I get a lot of magazines, most dealing with sports, books, and video games. A few weeks ago I got the January edition of game developer. As I was browsing through it I came upon an article about game design by Noah Falstein entitled, "Do, Don't Show." The first sentence of the article says: "If you've ever taken a creative writing class, you've probably heard the maxim, 'Show, don't tell.' It's intended to advise budding writers to show their characters experiencing events instead of just describing those events to the reader."

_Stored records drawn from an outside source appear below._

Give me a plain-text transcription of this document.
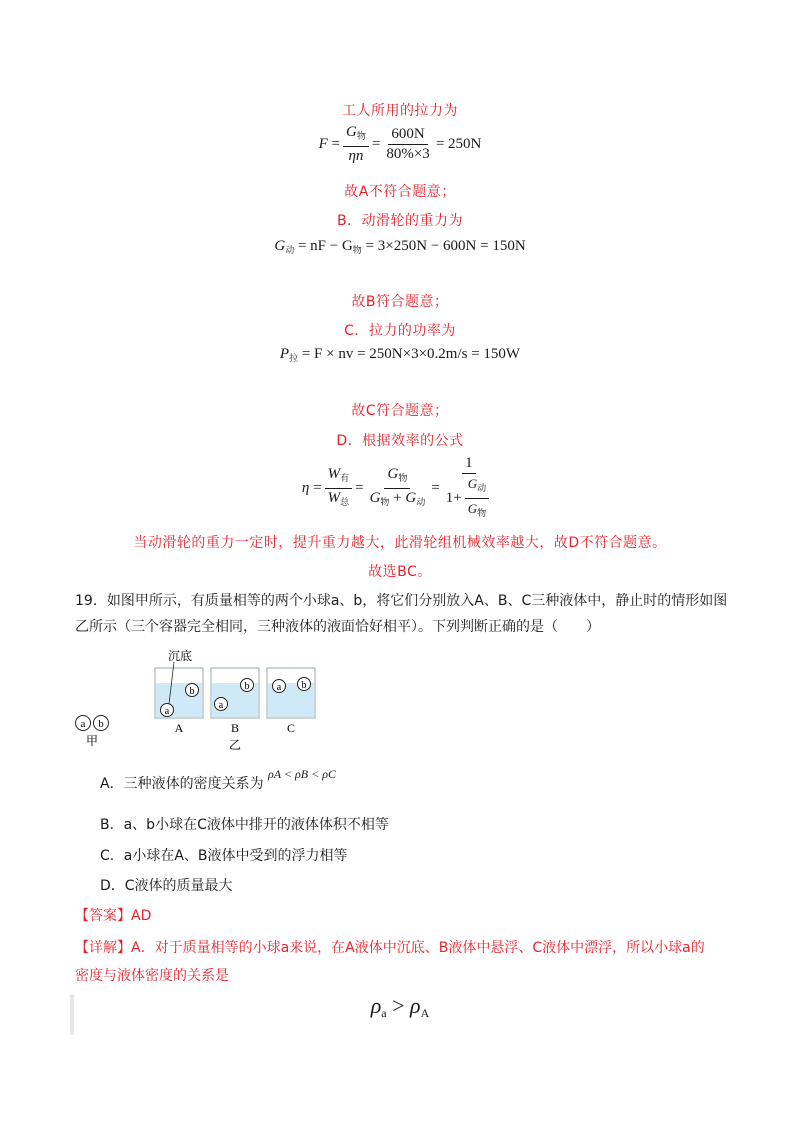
工人所用的拉力为
$F = \frac{G_物}{\eta n} = \frac{600N}{80\%\times 3} = 250N$
故A不符合题意；
B．动滑轮的重力为
$G_动$ = nF − $G_物 = 3\times 250N - 600N = 150N$
故B符合题意；
C．拉力的功率为
$P_拉 = F$ × nv = 250N×3×0.2m/s = 150W
故C符合题意；
D．根据效率的公式
$\eta = \frac{W_有}{W_总} = \frac{G_物}{G_物 + G_动} = \frac{1}{1+ \frac{G_动}{G_物}}$
当动滑轮的重力一定时，提升重力越大，此滑轮组机械效率越大，故D不符合题意。
故选BC。
19．如图甲所示，有质量相等的两个小球a、b，将它们分别放入A、B、C三种液体中，静止时的情形如图
乙所示（三个容器完全相同，三种液体的液面恰好相平）。下列判断正确的是（　　）
a b
甲
a
b
沉底
A
a
b
B
乙
a b
C
A．三种液体的密度关系为 ρA < ρB < ρC
B．a、b小球在C液体中排开的液体体积不相等
C．a小球在A、B液体中受到的浮力相等
D．C液体的质量最大
【答案】AD
【详解】A．对于质量相等的小球a来说，在A液体中沉底、B液体中悬浮、C液体中漂浮，所以小球a的
密度与液体密度的关系是
ρa > ρA
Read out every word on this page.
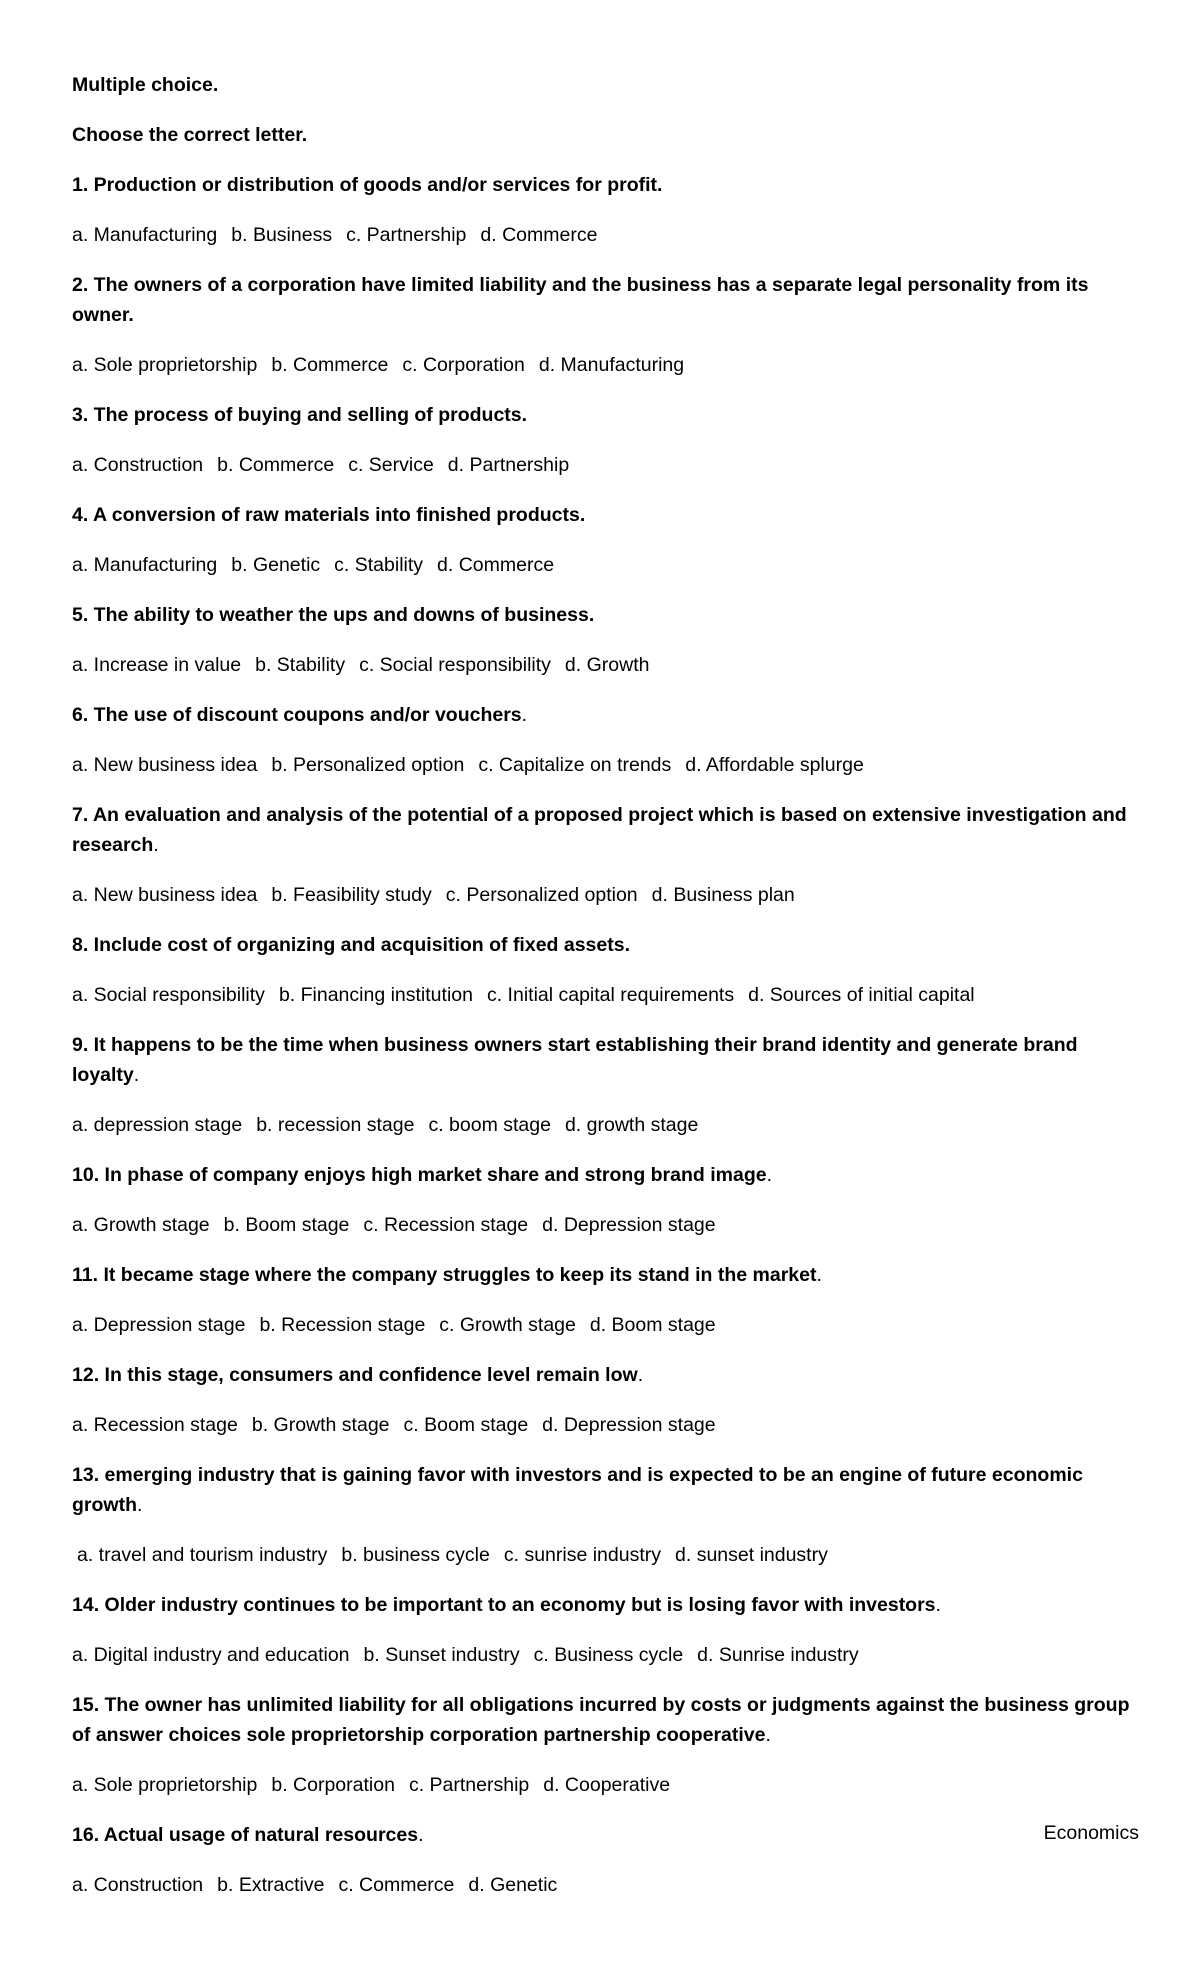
Multiple choice.
Choose the correct letter.
1. Production or distribution of goods and/or services for profit.
a. Manufacturing b. Business c. Partnership d. Commerce
2. The owners of a corporation have limited liability and the business has a separate legal personality from its owner.
a. Sole proprietorship b. Commerce c. Corporation d. Manufacturing
3. The process of buying and selling of products.
a. Construction b. Commerce c. Service d. Partnership
4. A conversion of raw materials into finished products.
a. Manufacturing b. Genetic c. Stability d. Commerce
5. The ability to weather the ups and downs of business.
a. Increase in value b. Stability c. Social responsibility d. Growth
6. The use of discount coupons and/or vouchers.
a. New business idea b. Personalized option c. Capitalize on trends d. Affordable splurge
7. An evaluation and analysis of the potential of a proposed project which is based on extensive investigation and research.
a. New business idea b. Feasibility study c. Personalized option d. Business plan
8. Include cost of organizing and acquisition of fixed assets.
a. Social responsibility b. Financing institution c. Initial capital requirements d. Sources of initial capital
9. It happens to be the time when business owners start establishing their brand identity and generate brand loyalty.
a. depression stage b. recession stage c. boom stage d. growth stage
10. In phase of company enjoys high market share and strong brand image.
a. Growth stage b. Boom stage c. Recession stage d. Depression stage
11. It became stage where the company struggles to keep its stand in the market.
a. Depression stage b. Recession stage c. Growth stage d. Boom stage
12. In this stage, consumers and confidence level remain low.
a. Recession stage b. Growth stage c. Boom stage d. Depression stage
13. emerging industry that is gaining favor with investors and is expected to be an engine of future economic growth.
a. travel and tourism industry b. business cycle c. sunrise industry d. sunset industry
14. Older industry continues to be important to an economy but is losing favor with investors.
a. Digital industry and education b. Sunset industry c. Business cycle d. Sunrise industry
15. The owner has unlimited liability for all obligations incurred by costs or judgments against the business group of answer choices sole proprietorship corporation partnership cooperative.
a. Sole proprietorship b. Corporation c. Partnership d. Cooperative
16. Actual usage of natural resources.
a. Construction b. Extractive c. Commerce d. Genetic
Economics
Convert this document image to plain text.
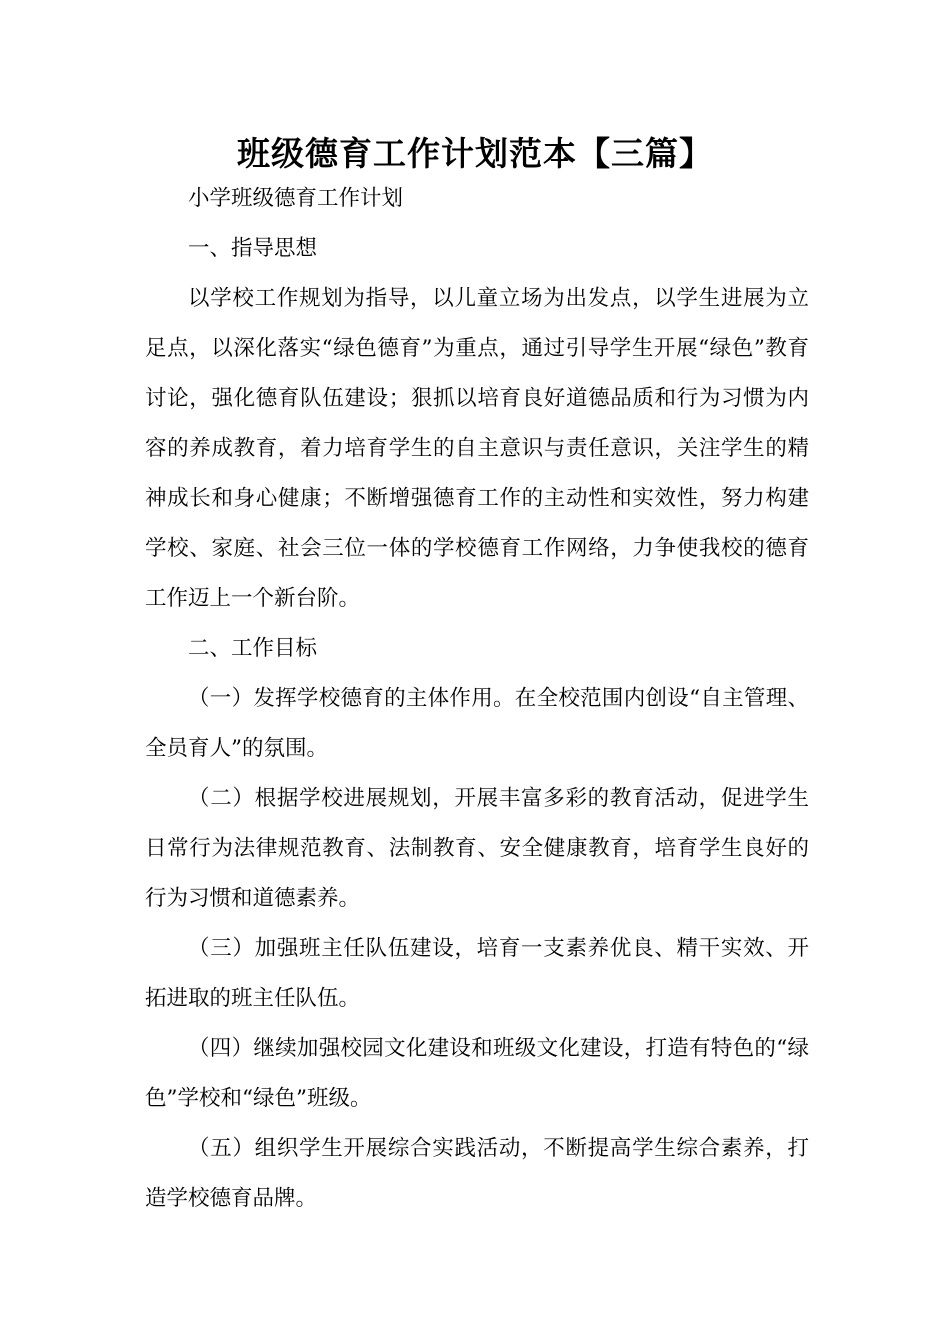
班级德育工作计划范本【三篇】

小学班级德育工作计划

一、指导思想

以学校工作规划为指导，以儿童立场为出发点，以学生进展为立足点，以深化落实“绿色德育”为重点，通过引导学生开展“绿色”教育讨论，强化德育队伍建设；狠抓以培育良好道德品质和行为习惯为内容的养成教育，着力培育学生的自主意识与责任意识，关注学生的精神成长和身心健康；不断增强德育工作的主动性和实效性，努力构建学校、家庭、社会三位一体的学校德育工作网络，力争使我校的德育工作迈上一个新台阶。

二、工作目标

（一）发挥学校德育的主体作用。在全校范围内创设“自主管理、全员育人”的氛围。

（二）根据学校进展规划，开展丰富多彩的教育活动，促进学生日常行为法律规范教育、法制教育、安全健康教育，培育学生良好的行为习惯和道德素养。

（三）加强班主任队伍建设，培育一支素养优良、精干实效、开拓进取的班主任队伍。

（四）继续加强校园文化建设和班级文化建设，打造有特色的“绿色”学校和“绿色”班级。

（五）组织学生开展综合实践活动，不断提高学生综合素养，打造学校德育品牌。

I've never actually taken a creative writing class, but I have heard that "maxim" before - or rather, something similar. It's not unlike writing in the active voice instead of passive voice. AOL has been trying to drill this into us forever, and for some ungodly reason I was simply not getting it. But what really brought it all home was the quote from a very famous author - Mark Twain. "Don't say the old lady screamed. Bring her on and let her scream."

As a famous chef would say, "BAM!"

During my "studies" I've read how, when author's are in the flow, the story actually writes itself. One of my biggest hangups was my inability to let things flow. That, and my insatiable curse to to re-edit what I had just written. I couldn't just write, leave it be, and come back to it in the next draft like you're supposed to. But for whatever reason, in this year of 2007 when I'll hit the Big Four Oh, I finally understand how a story can write itself. Over the last 2 weeks I have written more then I have in the last 2 years. Although I know where I'm going, i have no idea how I'm getting there.

Think of it terms of getting from Point A to Point B. You know you have to get there, but HOW are you going to do that? When I sit down to write I have no idea what the characters are doing to do, or where they're going to take me. It's like I'm reading a book as well as writing it at the same time! And it's that curiosity, that "I need to know what happens next" - that now keeps me writing.

After all these years... I finally tracked The Muse down. That bitch. And I ain't lettin' her go. Maybe all those years as a Private Investigator have finally paid off.